YEREVAN (Azatutyun) — Azerbaijan’s government-controlled Islamic religious body confirmed and defended on Monday the destruction of Nagorno-Karabakh’s largest Armenian cathedral and another church located in Stepanakert.
It claimed that the Azerbaijani authorities had “both legal and moral grounds” for tearing them down.
“The demolition of two illegal buildings constructed during the [Armenian] occupation cannot be considered a destruction of religious or cultural heritage,” it said in a statement. “Formerly displaced persons returning to their homeland have repeatedly appealed to the [Azerbaijani] state and judicial bodies, demanding their dismantling.”
Evidence, including satellite images obtained by RFE/RL, of the recent demolition of Stepanakert’s Holy Mother of God Cathedral emerged last week. Earlier this month, Armenian media published photographs suggesting that the smaller Church of St. Jacob has been razed to the ground.

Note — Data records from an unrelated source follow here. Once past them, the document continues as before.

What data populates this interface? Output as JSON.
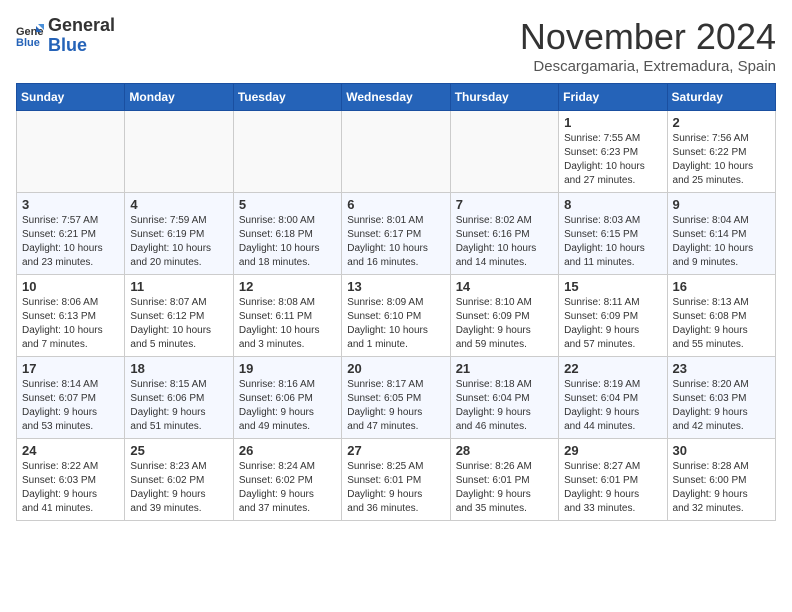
{
  "header": {
    "logo_general": "General",
    "logo_blue": "Blue",
    "month_title": "November 2024",
    "location": "Descargamaria, Extremadura, Spain"
  },
  "weekdays": [
    "Sunday",
    "Monday",
    "Tuesday",
    "Wednesday",
    "Thursday",
    "Friday",
    "Saturday"
  ],
  "weeks": [
    [
      {
        "day": "",
        "detail": ""
      },
      {
        "day": "",
        "detail": ""
      },
      {
        "day": "",
        "detail": ""
      },
      {
        "day": "",
        "detail": ""
      },
      {
        "day": "",
        "detail": ""
      },
      {
        "day": "1",
        "detail": "Sunrise: 7:55 AM\nSunset: 6:23 PM\nDaylight: 10 hours\nand 27 minutes."
      },
      {
        "day": "2",
        "detail": "Sunrise: 7:56 AM\nSunset: 6:22 PM\nDaylight: 10 hours\nand 25 minutes."
      }
    ],
    [
      {
        "day": "3",
        "detail": "Sunrise: 7:57 AM\nSunset: 6:21 PM\nDaylight: 10 hours\nand 23 minutes."
      },
      {
        "day": "4",
        "detail": "Sunrise: 7:59 AM\nSunset: 6:19 PM\nDaylight: 10 hours\nand 20 minutes."
      },
      {
        "day": "5",
        "detail": "Sunrise: 8:00 AM\nSunset: 6:18 PM\nDaylight: 10 hours\nand 18 minutes."
      },
      {
        "day": "6",
        "detail": "Sunrise: 8:01 AM\nSunset: 6:17 PM\nDaylight: 10 hours\nand 16 minutes."
      },
      {
        "day": "7",
        "detail": "Sunrise: 8:02 AM\nSunset: 6:16 PM\nDaylight: 10 hours\nand 14 minutes."
      },
      {
        "day": "8",
        "detail": "Sunrise: 8:03 AM\nSunset: 6:15 PM\nDaylight: 10 hours\nand 11 minutes."
      },
      {
        "day": "9",
        "detail": "Sunrise: 8:04 AM\nSunset: 6:14 PM\nDaylight: 10 hours\nand 9 minutes."
      }
    ],
    [
      {
        "day": "10",
        "detail": "Sunrise: 8:06 AM\nSunset: 6:13 PM\nDaylight: 10 hours\nand 7 minutes."
      },
      {
        "day": "11",
        "detail": "Sunrise: 8:07 AM\nSunset: 6:12 PM\nDaylight: 10 hours\nand 5 minutes."
      },
      {
        "day": "12",
        "detail": "Sunrise: 8:08 AM\nSunset: 6:11 PM\nDaylight: 10 hours\nand 3 minutes."
      },
      {
        "day": "13",
        "detail": "Sunrise: 8:09 AM\nSunset: 6:10 PM\nDaylight: 10 hours\nand 1 minute."
      },
      {
        "day": "14",
        "detail": "Sunrise: 8:10 AM\nSunset: 6:09 PM\nDaylight: 9 hours\nand 59 minutes."
      },
      {
        "day": "15",
        "detail": "Sunrise: 8:11 AM\nSunset: 6:09 PM\nDaylight: 9 hours\nand 57 minutes."
      },
      {
        "day": "16",
        "detail": "Sunrise: 8:13 AM\nSunset: 6:08 PM\nDaylight: 9 hours\nand 55 minutes."
      }
    ],
    [
      {
        "day": "17",
        "detail": "Sunrise: 8:14 AM\nSunset: 6:07 PM\nDaylight: 9 hours\nand 53 minutes."
      },
      {
        "day": "18",
        "detail": "Sunrise: 8:15 AM\nSunset: 6:06 PM\nDaylight: 9 hours\nand 51 minutes."
      },
      {
        "day": "19",
        "detail": "Sunrise: 8:16 AM\nSunset: 6:06 PM\nDaylight: 9 hours\nand 49 minutes."
      },
      {
        "day": "20",
        "detail": "Sunrise: 8:17 AM\nSunset: 6:05 PM\nDaylight: 9 hours\nand 47 minutes."
      },
      {
        "day": "21",
        "detail": "Sunrise: 8:18 AM\nSunset: 6:04 PM\nDaylight: 9 hours\nand 46 minutes."
      },
      {
        "day": "22",
        "detail": "Sunrise: 8:19 AM\nSunset: 6:04 PM\nDaylight: 9 hours\nand 44 minutes."
      },
      {
        "day": "23",
        "detail": "Sunrise: 8:20 AM\nSunset: 6:03 PM\nDaylight: 9 hours\nand 42 minutes."
      }
    ],
    [
      {
        "day": "24",
        "detail": "Sunrise: 8:22 AM\nSunset: 6:03 PM\nDaylight: 9 hours\nand 41 minutes."
      },
      {
        "day": "25",
        "detail": "Sunrise: 8:23 AM\nSunset: 6:02 PM\nDaylight: 9 hours\nand 39 minutes."
      },
      {
        "day": "26",
        "detail": "Sunrise: 8:24 AM\nSunset: 6:02 PM\nDaylight: 9 hours\nand 37 minutes."
      },
      {
        "day": "27",
        "detail": "Sunrise: 8:25 AM\nSunset: 6:01 PM\nDaylight: 9 hours\nand 36 minutes."
      },
      {
        "day": "28",
        "detail": "Sunrise: 8:26 AM\nSunset: 6:01 PM\nDaylight: 9 hours\nand 35 minutes."
      },
      {
        "day": "29",
        "detail": "Sunrise: 8:27 AM\nSunset: 6:01 PM\nDaylight: 9 hours\nand 33 minutes."
      },
      {
        "day": "30",
        "detail": "Sunrise: 8:28 AM\nSunset: 6:00 PM\nDaylight: 9 hours\nand 32 minutes."
      }
    ]
  ]
}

The images sparked an uproar from exiled Karabakh activists in Yerevan as well as Armenian opposition and public figures and the Armenian Apostolic Church. The church’s Mother See in Echmiadzin charged that the “state-level vandalism” is part of Baku’s efforts to “erase the Armenian trace from Artsakh.”
By contrast, Prime Minister Nikol Pashinyan pointedly declined to condemn the demolitions. The Armenian government essentially stopped accusing Azerbaijan of systematically desecrating or destroying Armenian monuments in Karabakh after Pashinyan first recognized Azerbaijani sovereignty over the territory in 2022.